Our computational study analyzes the evolution of reaction-transport interaction on a Darcy scale, representative of chemical weathering of calcite porous matrix, in artificially generated fields of varying degrees of heterogeneity employing the non-equilibrium thermodynamic framework. In the simulated scenario, the reaction is caused by the injection of low-pH water in a calcite matrix, initially in chemical equilibrium with the resident fluid, leading to a reversible dissolution-precipitation reaction with the matrix. We identify the entropy generation sources, attributed to the dissipative processes inherent to this physical scenario and investigate the correlation between the emergence and intensification of preferential flow paths, characterized using Shannon entropy, and the accompanying dissipative dynamics due to flow percolation, mixing of chemical constituents and reaction. Our work leads to the following key conclusions:

• Different traits in the spatial distribution of dissolution-precipitation reactive events are established, as dissolution events occur more within the preferential flow paths that act as main channels for supply of reactants, while precipitation events occur more at their periphery. This leads to intensification of preferential flow paths, as the paths themselves are made more conductive by virtue of excessive dissolution, while their periphery becomes less permeable via an increased precipitation.

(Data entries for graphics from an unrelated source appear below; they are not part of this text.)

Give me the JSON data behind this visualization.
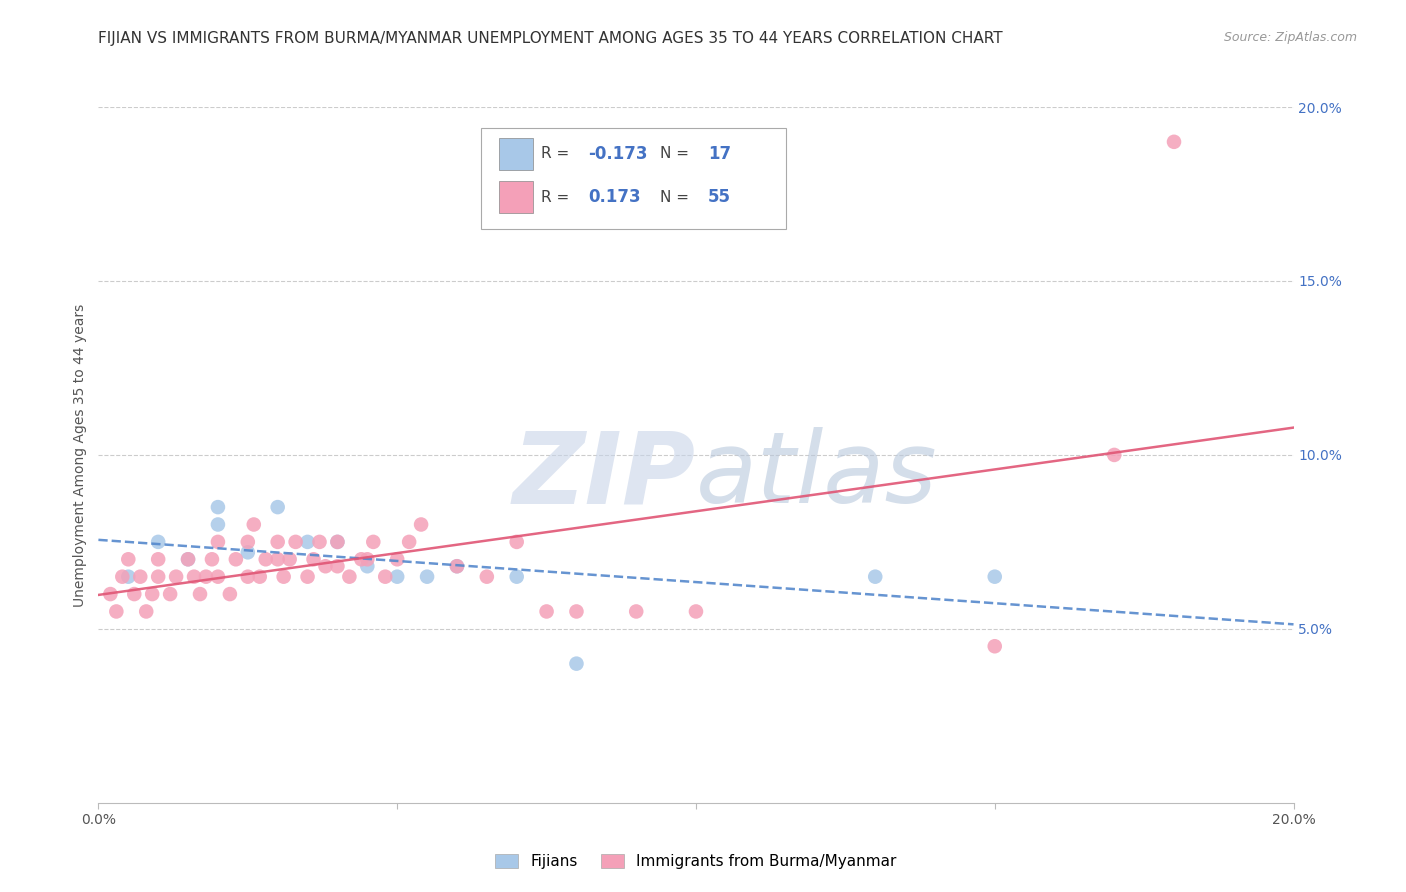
{
  "title": "FIJIAN VS IMMIGRANTS FROM BURMA/MYANMAR UNEMPLOYMENT AMONG AGES 35 TO 44 YEARS CORRELATION CHART",
  "source": "Source: ZipAtlas.com",
  "ylabel": "Unemployment Among Ages 35 to 44 years",
  "xlim": [
    0.0,
    0.2
  ],
  "ylim": [
    0.0,
    0.2
  ],
  "xticks": [
    0.0,
    0.05,
    0.1,
    0.15,
    0.2
  ],
  "yticks": [
    0.05,
    0.1,
    0.15,
    0.2
  ],
  "xticklabels": [
    "0.0%",
    "",
    "",
    "",
    "20.0%"
  ],
  "yticklabels": [
    "5.0%",
    "10.0%",
    "15.0%",
    "20.0%"
  ],
  "background_color": "#ffffff",
  "grid_color": "#cccccc",
  "legend_entries": [
    {
      "label": "Fijians",
      "color": "#a8c8e8"
    },
    {
      "label": "Immigrants from Burma/Myanmar",
      "color": "#f4a0b8"
    }
  ],
  "fijians": {
    "name": "Fijians",
    "color": "#a8c8e8",
    "R": -0.173,
    "N": 17,
    "line_color": "#5588cc",
    "line_style": "--",
    "points_x": [
      0.005,
      0.01,
      0.015,
      0.02,
      0.02,
      0.025,
      0.03,
      0.035,
      0.04,
      0.045,
      0.05,
      0.055,
      0.06,
      0.07,
      0.08,
      0.13,
      0.15
    ],
    "points_y": [
      0.065,
      0.075,
      0.07,
      0.08,
      0.085,
      0.072,
      0.085,
      0.075,
      0.075,
      0.068,
      0.065,
      0.065,
      0.068,
      0.065,
      0.04,
      0.065,
      0.065
    ]
  },
  "burma": {
    "name": "Immigrants from Burma/Myanmar",
    "color": "#f4a0b8",
    "R": 0.173,
    "N": 55,
    "line_color": "#e05575",
    "line_style": "-",
    "points_x": [
      0.002,
      0.003,
      0.004,
      0.005,
      0.006,
      0.007,
      0.008,
      0.009,
      0.01,
      0.01,
      0.012,
      0.013,
      0.015,
      0.016,
      0.017,
      0.018,
      0.019,
      0.02,
      0.02,
      0.022,
      0.023,
      0.025,
      0.025,
      0.026,
      0.027,
      0.028,
      0.03,
      0.03,
      0.031,
      0.032,
      0.033,
      0.035,
      0.036,
      0.037,
      0.038,
      0.04,
      0.04,
      0.042,
      0.044,
      0.045,
      0.046,
      0.048,
      0.05,
      0.052,
      0.054,
      0.06,
      0.065,
      0.07,
      0.075,
      0.08,
      0.09,
      0.1,
      0.15,
      0.17,
      0.18
    ],
    "points_y": [
      0.06,
      0.055,
      0.065,
      0.07,
      0.06,
      0.065,
      0.055,
      0.06,
      0.065,
      0.07,
      0.06,
      0.065,
      0.07,
      0.065,
      0.06,
      0.065,
      0.07,
      0.065,
      0.075,
      0.06,
      0.07,
      0.065,
      0.075,
      0.08,
      0.065,
      0.07,
      0.07,
      0.075,
      0.065,
      0.07,
      0.075,
      0.065,
      0.07,
      0.075,
      0.068,
      0.075,
      0.068,
      0.065,
      0.07,
      0.07,
      0.075,
      0.065,
      0.07,
      0.075,
      0.08,
      0.068,
      0.065,
      0.075,
      0.055,
      0.055,
      0.055,
      0.055,
      0.045,
      0.1,
      0.19
    ]
  },
  "title_fontsize": 11,
  "axis_label_fontsize": 10,
  "tick_fontsize": 10,
  "legend_fontsize": 11,
  "source_fontsize": 9
}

• By analyzing the entropy generation rates attributed to energy dissipation mechanisms pertinent to the physical scenario of chemical weathering, we obtain a clear correlation between the emergence and intensification of preferential flow paths and the accompanying dissipative dynamics, where the evolution of the emerging paths leads to a decrease in the free-energy dissipation rate due to flow percolation, mixing of chemical constituents and reaction. Based on the tendencies exhibited by the Reactive and Percolative entropy generation rates, we may conclude that the emergence of preferential flow paths due to chemical weathering in geophysical systems represents an energetically-preferred state of the system that can be considered a manifestation of the minimum energy dissipation principle (Kondepudi and Prigogine, 1998). This allows interpreting the process of chemical weathering as an evolution of a non-equilibrium system towards a stationary state under the applied constraint of an influx of reactive fluid into the medium. We are able to speculate about the nature of this non-equilibrium stationary state that corresponds to a complete channelization of the medium, thus minimizing the mixing of reactive species, inhibiting the ensuing chemical reaction, and providing conductive paths for the flow, which are preferable energetically.

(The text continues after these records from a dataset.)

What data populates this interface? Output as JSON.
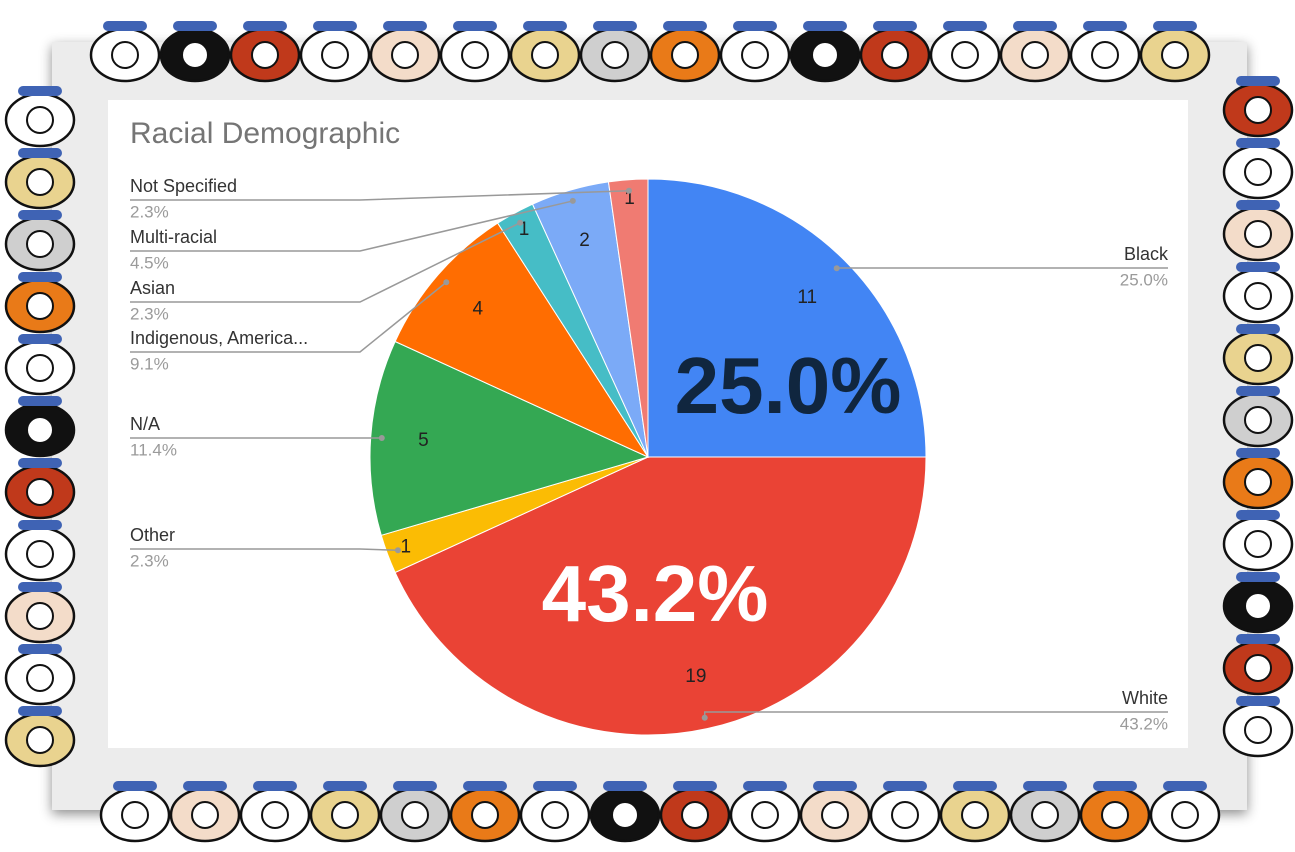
{
  "chart_data": {
    "type": "pie",
    "title": "Racial Demographic",
    "categories": [
      "Black",
      "White",
      "Other",
      "N/A",
      "Indigenous, America...",
      "Asian",
      "Multi-racial",
      "Not Specified"
    ],
    "values": [
      11,
      19,
      1,
      5,
      4,
      1,
      2,
      1
    ],
    "percent_labels": [
      "25.0%",
      "43.2%",
      "2.3%",
      "11.4%",
      "9.1%",
      "2.3%",
      "4.5%",
      "2.3%"
    ],
    "colors": [
      "#4285f4",
      "#ea4335",
      "#fbbc04",
      "#34a853",
      "#ff6d01",
      "#46bdc6",
      "#7baaf7",
      "#f07b72"
    ],
    "annotations": [
      {
        "text": "25.0%",
        "color": "#10263f"
      },
      {
        "text": "43.2%",
        "color": "#ffffff"
      }
    ]
  }
}
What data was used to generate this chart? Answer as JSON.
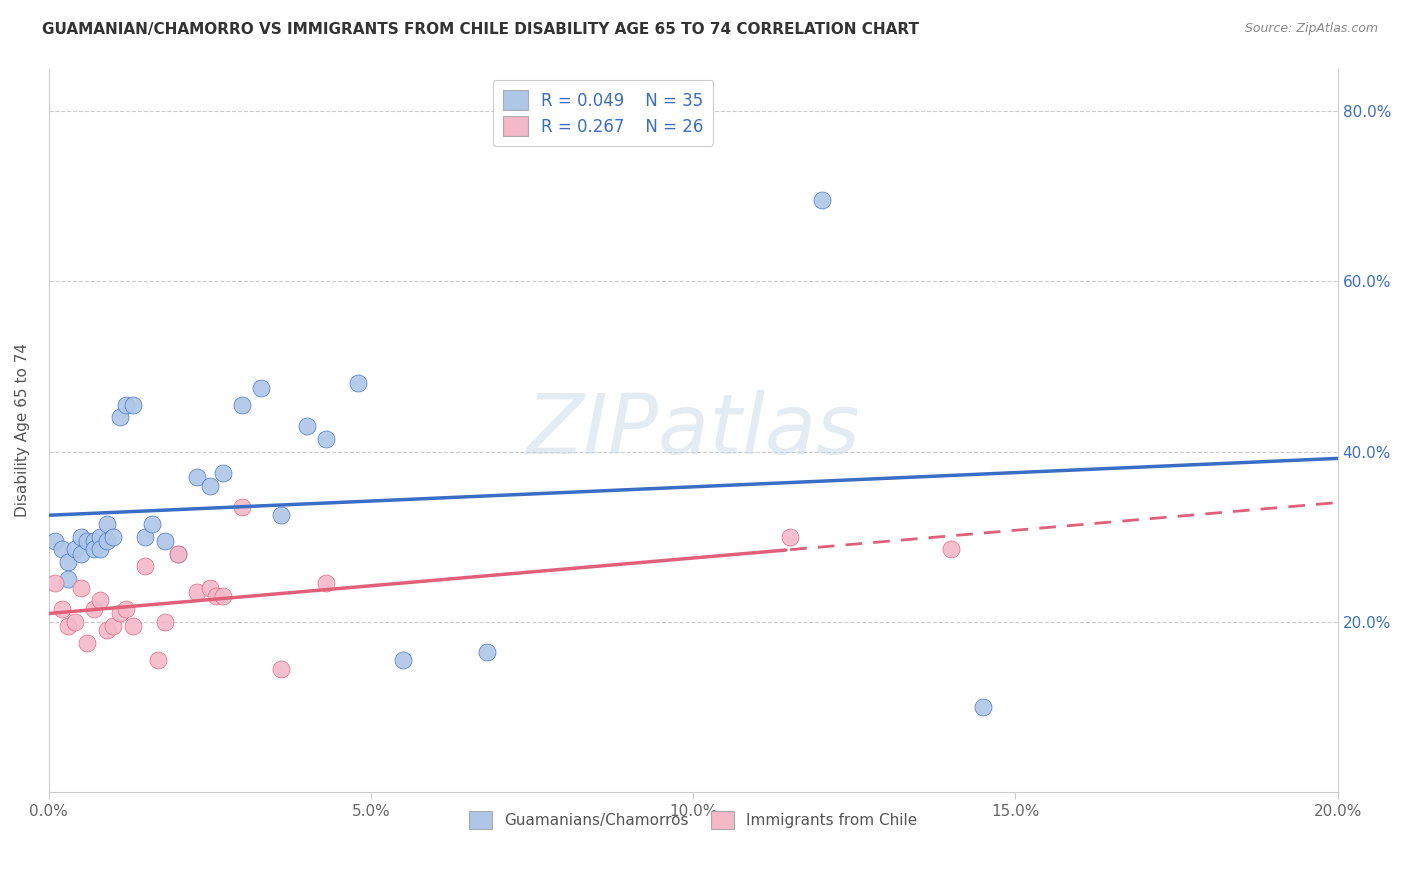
{
  "title": "GUAMANIAN/CHAMORRO VS IMMIGRANTS FROM CHILE DISABILITY AGE 65 TO 74 CORRELATION CHART",
  "source": "Source: ZipAtlas.com",
  "ylabel": "Disability Age 65 to 74",
  "xlim": [
    0.0,
    0.2
  ],
  "ylim": [
    0.0,
    0.85
  ],
  "xtick_labels": [
    "0.0%",
    "",
    "5.0%",
    "",
    "10.0%",
    "",
    "15.0%",
    "",
    "20.0%"
  ],
  "xtick_vals": [
    0.0,
    0.025,
    0.05,
    0.075,
    0.1,
    0.125,
    0.15,
    0.175,
    0.2
  ],
  "ytick_labels": [
    "20.0%",
    "40.0%",
    "60.0%",
    "80.0%"
  ],
  "ytick_vals": [
    0.2,
    0.4,
    0.6,
    0.8
  ],
  "blue_R": 0.049,
  "blue_N": 35,
  "pink_R": 0.267,
  "pink_N": 26,
  "blue_color": "#AEC6E8",
  "pink_color": "#F4B8C8",
  "blue_line_color": "#3A6DC4",
  "pink_line_color": "#E0607A",
  "watermark": "ZIPatlas",
  "legend_label_blue": "Guamanians/Chamorros",
  "legend_label_pink": "Immigrants from Chile",
  "blue_scatter_x": [
    0.001,
    0.002,
    0.003,
    0.003,
    0.004,
    0.005,
    0.005,
    0.006,
    0.007,
    0.007,
    0.008,
    0.008,
    0.009,
    0.009,
    0.01,
    0.011,
    0.012,
    0.013,
    0.015,
    0.016,
    0.018,
    0.02,
    0.023,
    0.025,
    0.027,
    0.03,
    0.033,
    0.036,
    0.04,
    0.043,
    0.048,
    0.055,
    0.068,
    0.12,
    0.145
  ],
  "blue_scatter_y": [
    0.295,
    0.285,
    0.27,
    0.25,
    0.285,
    0.3,
    0.28,
    0.295,
    0.295,
    0.285,
    0.3,
    0.285,
    0.295,
    0.315,
    0.3,
    0.44,
    0.455,
    0.455,
    0.3,
    0.315,
    0.295,
    0.28,
    0.37,
    0.36,
    0.375,
    0.455,
    0.475,
    0.325,
    0.43,
    0.415,
    0.48,
    0.155,
    0.165,
    0.695,
    0.1
  ],
  "pink_scatter_x": [
    0.001,
    0.002,
    0.003,
    0.004,
    0.005,
    0.006,
    0.007,
    0.008,
    0.009,
    0.01,
    0.011,
    0.012,
    0.013,
    0.015,
    0.017,
    0.018,
    0.02,
    0.023,
    0.025,
    0.026,
    0.027,
    0.03,
    0.036,
    0.043,
    0.115,
    0.14
  ],
  "pink_scatter_y": [
    0.245,
    0.215,
    0.195,
    0.2,
    0.24,
    0.175,
    0.215,
    0.225,
    0.19,
    0.195,
    0.21,
    0.215,
    0.195,
    0.265,
    0.155,
    0.2,
    0.28,
    0.235,
    0.24,
    0.23,
    0.23,
    0.335,
    0.145,
    0.245,
    0.3,
    0.285
  ]
}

• The relevance of our study was exemplified on a case of subsurface carbon sequestration by mineralization that involves injection of dissolved or supercritical CO₂ into reactive rocks, leading to CO₂ mineralization. Based on the established results, we conclude that, for a given pressure head, an injection into a more heterogeneous matrix will result in a higher injection rate, while a more homogeneous domain will yield a higher mineralization rate, thus exemplifying the resulting trade-off in the injection strategy.

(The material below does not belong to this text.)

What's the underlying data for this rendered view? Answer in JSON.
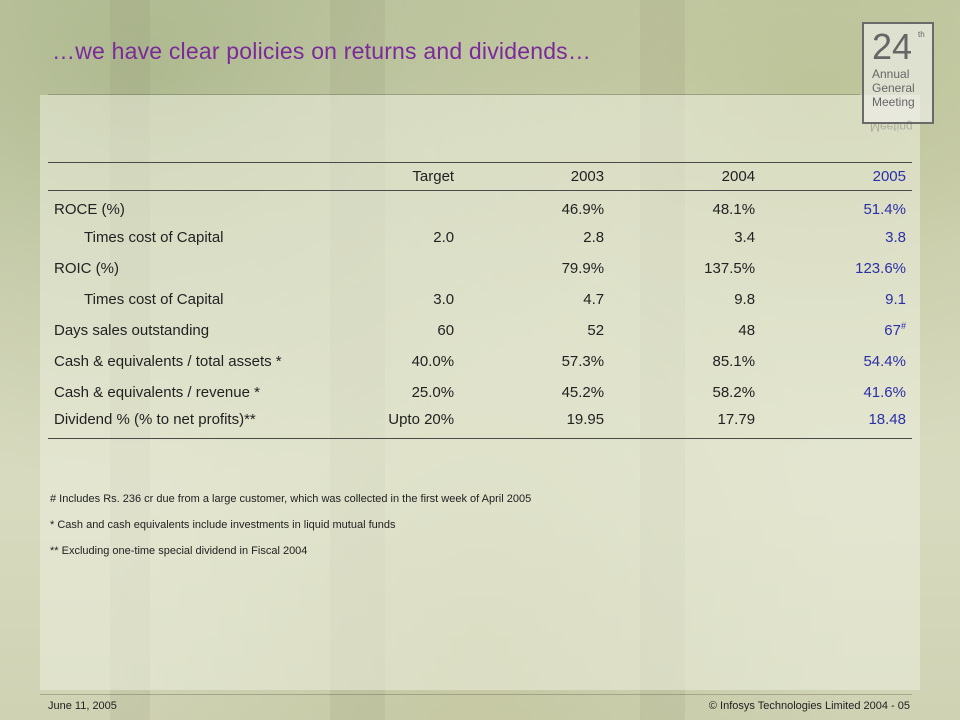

• Our combined approach to characterize the complex reaction-transport interaction during chemical weathering, which combines seemingly distant concepts from non-equilibrium thermodynamics and information theory, constitutes the main point of this manuscript. This approach allows for a deep physical insight into chemical weathering, allowing to correlate between the evolution of preferential flow paths and the dissipative dynamics in the system. The obtained results may prove useful in determining optimal conditions for pressurized fluid injection into subsurface, as well as in geophysical dating.

• Future work will include application of the nested grid approach to simulation of reaction-transport interaction in a heterogeneous porous medium, dominated by preferential flow paths. This will allow reducing significantly the computational costs, while properly accounting for the complex multi-scale nature of transport in porous media.